The R2 metric tells us how much of the data is predicted by the variables within the model. For the research I normally do, my R2 values tend to very low as I predict rare events. However, here, it is pretty high where we have up to 93% of the variation of the dependent variable explained by the model. Consequently, despite having relatively limited variables we can use for the independent variable, they are quite sufficient at capturing the daily number of 5-x decks in Hex.
What we learn is pretty clear: The introduction of best-of-three matches decreased the number of decks making the 5-x list daily and suppressed the overall number of people entering the queues. Of course, this partially means we have fewer repeat entries of decks, but the overall ticket generation from constructed gauntlet dropped substantially. In effect, by giving players what they demanded on the forums and reddit, we earned 13 fewer IQ tickets per day as a result of this change from constructed gauntlet. My expectation is that many players shifted over to sealed gauntlet to make up for the temporal cost of grinding tickets at the cost of reward expected value, but I do not have the data to know for sure.
Of course, there are a few things we are unable to model in these estimations and we are still in the experiment presently. Ideally, I would be able to include a few more variables that could capture intangibles like player interest, meta changes, and similar shifts in the player base, but those things are difficult to accurately capture and our model appears to be performing well despite missing useful information. In regards to the full sample, I started initially collecting and testing the data back in late October and the results, over time, have been mostly stable. As such, when we are done with the IQs, I expect the results to be similar to what we have here. This, of course, could change if we see another shift in the format of the constructed gauntlets. There is plenty more to say in regards to much of this data and the results, but I will keep this discussion short as we cross three thousand words.

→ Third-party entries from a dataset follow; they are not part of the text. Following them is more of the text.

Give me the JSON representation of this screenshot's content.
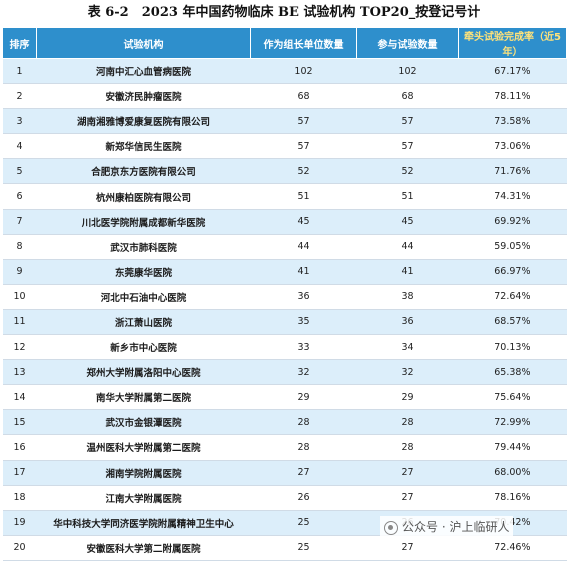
{
  "title": "表 6-2　2023 年中国药物临床 BE 试验机构 TOP20_按登记号计",
  "headers": [
    "排序",
    "试验机构",
    "作为组长单位数量",
    "参与试验数量",
    "牵头试验完成率（近5年）"
  ],
  "rows": [
    [
      "1",
      "河南中汇心血管病医院",
      "102",
      "102",
      "67.17%"
    ],
    [
      "2",
      "安徽济民肿瘤医院",
      "68",
      "68",
      "78.11%"
    ],
    [
      "3",
      "湖南湘雅博爱康复医院有限公司",
      "57",
      "57",
      "73.58%"
    ],
    [
      "4",
      "新郑华信民生医院",
      "57",
      "57",
      "73.06%"
    ],
    [
      "5",
      "合肥京东方医院有限公司",
      "52",
      "52",
      "71.76%"
    ],
    [
      "6",
      "杭州康柏医院有限公司",
      "51",
      "51",
      "74.31%"
    ],
    [
      "7",
      "川北医学院附属成都新华医院",
      "45",
      "45",
      "69.92%"
    ],
    [
      "8",
      "武汉市肺科医院",
      "44",
      "44",
      "59.05%"
    ],
    [
      "9",
      "东莞康华医院",
      "41",
      "41",
      "66.97%"
    ],
    [
      "10",
      "河北中石油中心医院",
      "36",
      "38",
      "72.64%"
    ],
    [
      "11",
      "浙江萧山医院",
      "35",
      "36",
      "68.57%"
    ],
    [
      "12",
      "新乡市中心医院",
      "33",
      "34",
      "70.13%"
    ],
    [
      "13",
      "郑州大学附属洛阳中心医院",
      "32",
      "32",
      "65.38%"
    ],
    [
      "14",
      "南华大学附属第二医院",
      "29",
      "29",
      "75.64%"
    ],
    [
      "15",
      "武汉市金银潭医院",
      "28",
      "28",
      "72.99%"
    ],
    [
      "16",
      "温州医科大学附属第二医院",
      "28",
      "28",
      "79.44%"
    ],
    [
      "17",
      "湘南学院附属医院",
      "27",
      "27",
      "68.00%"
    ],
    [
      "18",
      "江南大学附属医院",
      "26",
      "27",
      "78.16%"
    ],
    [
      "19",
      "华中科技大学同济医学院附属精神卫生中心",
      "25",
      "26",
      "70.42%"
    ],
    [
      "20",
      "安徽医科大学第二附属医院",
      "25",
      "27",
      "72.46%"
    ]
  ],
  "watermark": "公众号 · 沪上临研人"
}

Going forward, for those players that are either designing tournament series or are calling for changes in existing ones, remember that every rule change or adoption affects player turnout and, for TOs, one of our primary goals is to get more people playing this game in a competitive (or fun) environment. Tournament Organizers need to be careful in selecting incentives and costs for participation; whenever an organization seems slow to respond to player feedback, it partly has to do with weighing the costs of changes against the demands of vocal players on public forums.